The workshops at the British Library for the show Evolving English (2010-11) were some of the best I have been involved in, partly because they gave adolescents the opportunity to feel good and enthusiastic about their own use and experience of their language. A regular invitation to show off some expressions which they felt were peculiar to their own schools and colleges brought some wonderful phrases. The one that sticks in my mind was from a secondary school in Maidstone, Kent, where the impending arrival of the local constabulary is heralded with the words ‘the gavvers are bowling down’.
At first I thought I was being ‘Margaret Meaded’ – not rhyming slang, though I’m looking for an outing for this, but a reference to the way her anthropological subjects provided her with what they thought she wanted to hear (according to her critics), and thus giving rise to some dodgy science in ‘Coming of Age in Samoa’, and reputedly some ‘scientific’ justification for the permissive society in sixties America. The arguments are worth looking up.

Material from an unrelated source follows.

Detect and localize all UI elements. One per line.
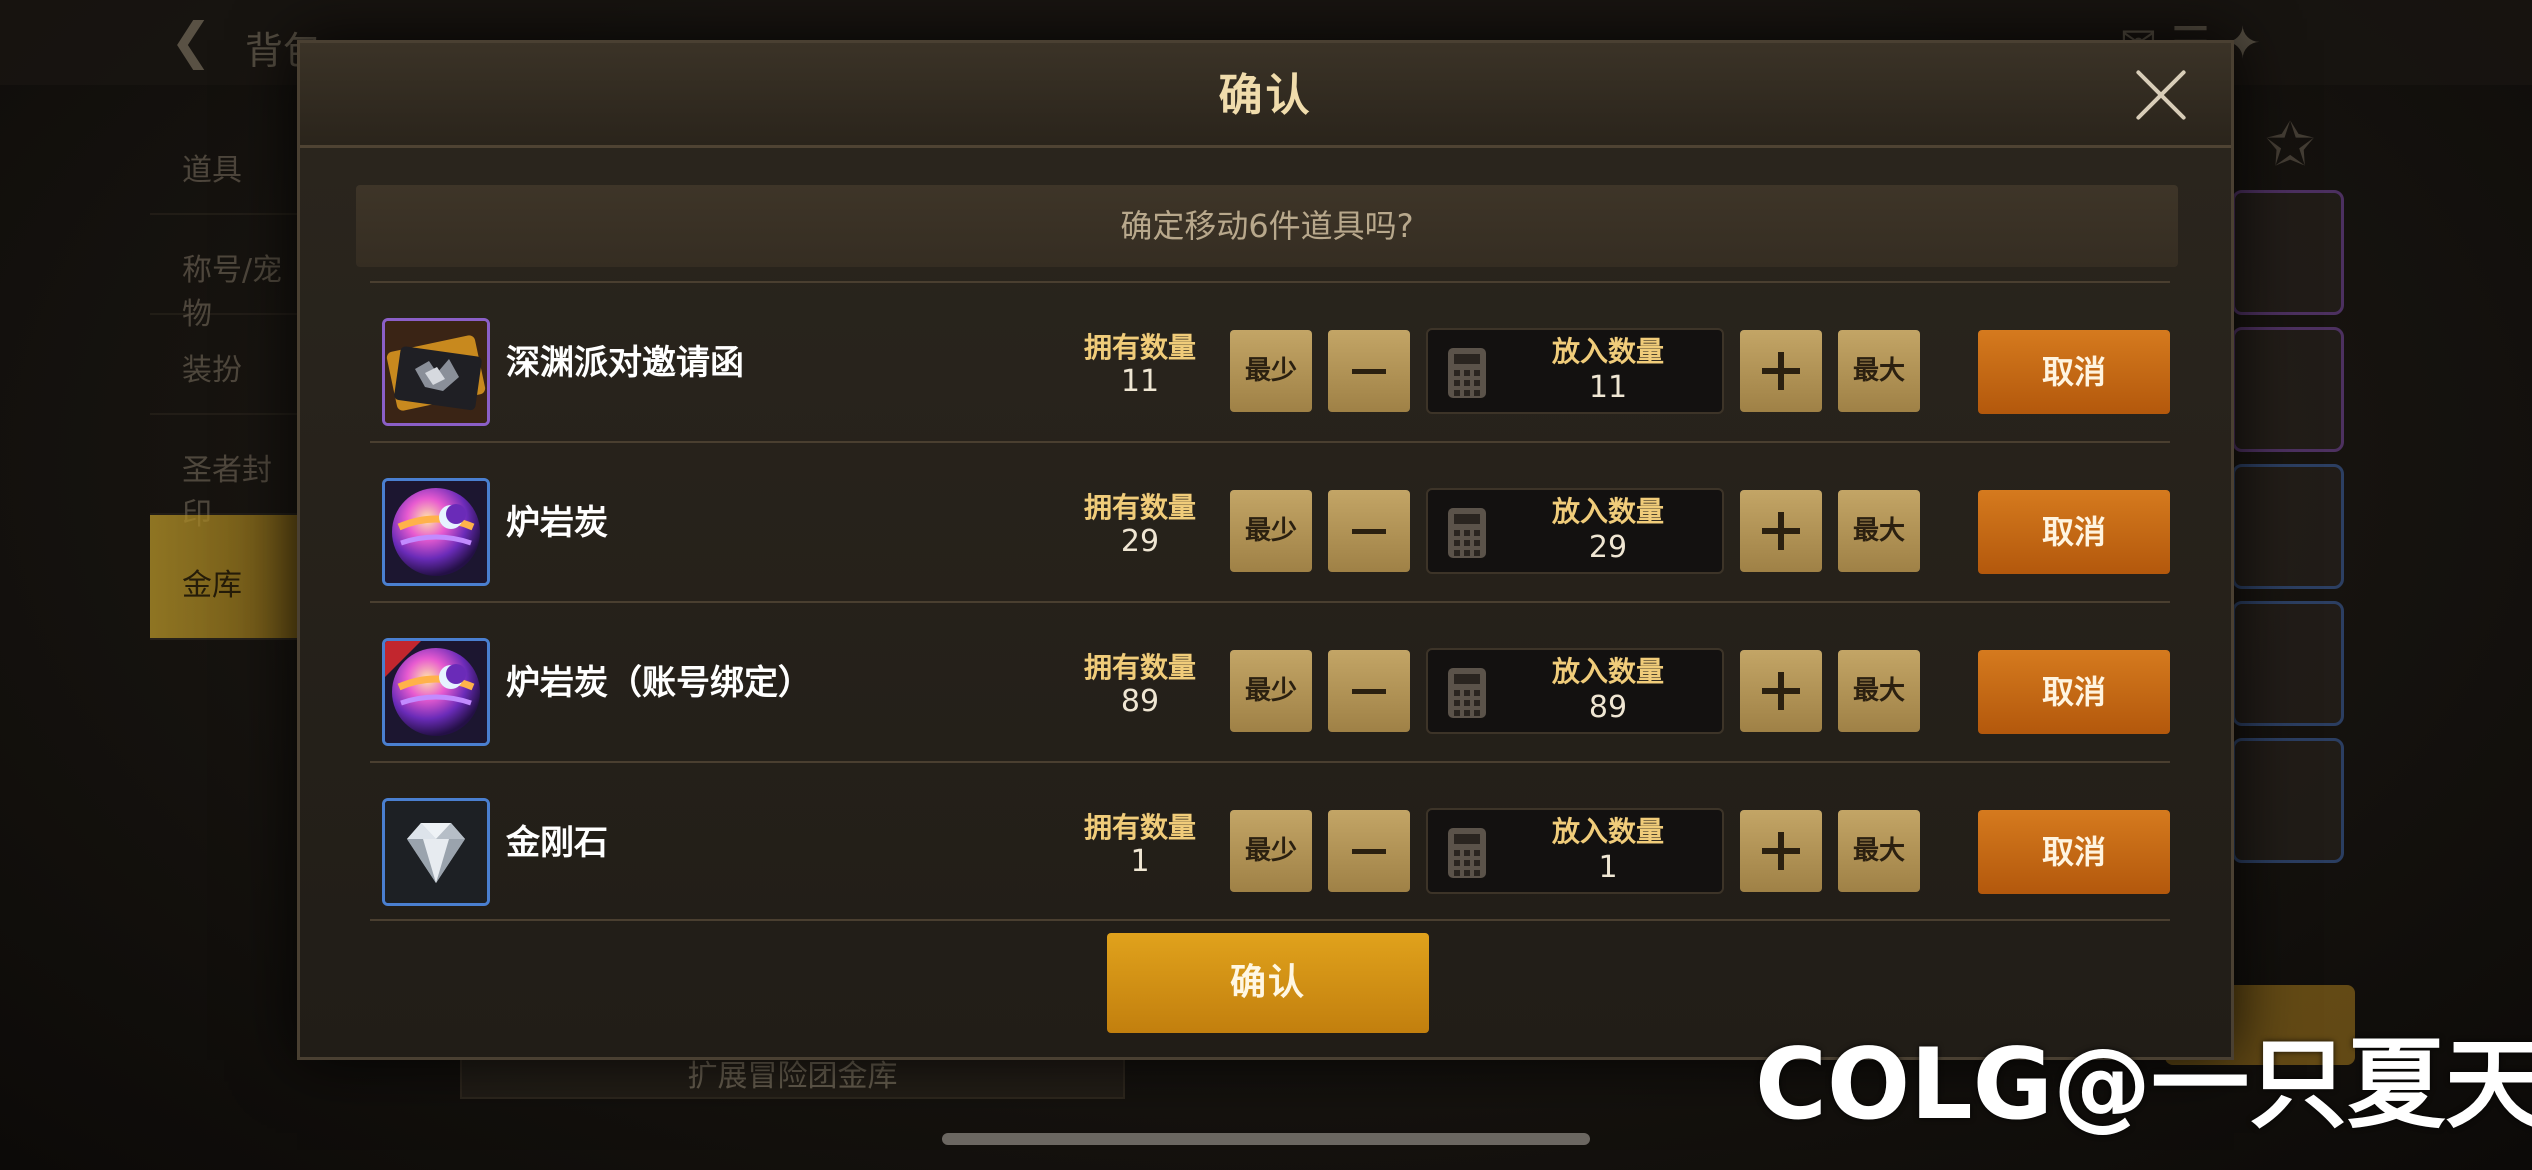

So, with reservations, I was imagining some rather articulate teenagers indulging in teenage activities among the herbaceous borders of the parks of Maidstone warning each other of trouble by using this rather Dickensian phrase. However, ‘gavvers’ is a long-standing Roma word for the police or soldiers, with strong links to the region of Kent. ‘Bowling down’ presents more problems; I’ve come across ‘bowling up’ in the sense of ‘arrive without notice’ – e.g. ‘where did you bowl up from?’. Maybe a mixture of this with ‘bearing down’? Though a brief Twitter conversation on the nature of phrasal verbs reminds me that looking for reason in phrasal verbs is pointless – ‘bearing down’ meaning nothing like the opposite of ‘bearing up’. ‘Bowl down’ or ‘bowling down’ as intransitive verb forms do not appear in the Urban Dictionary website, or any other slang dictionary I have come across, or the OED, so must for the time being be put down to very local usage.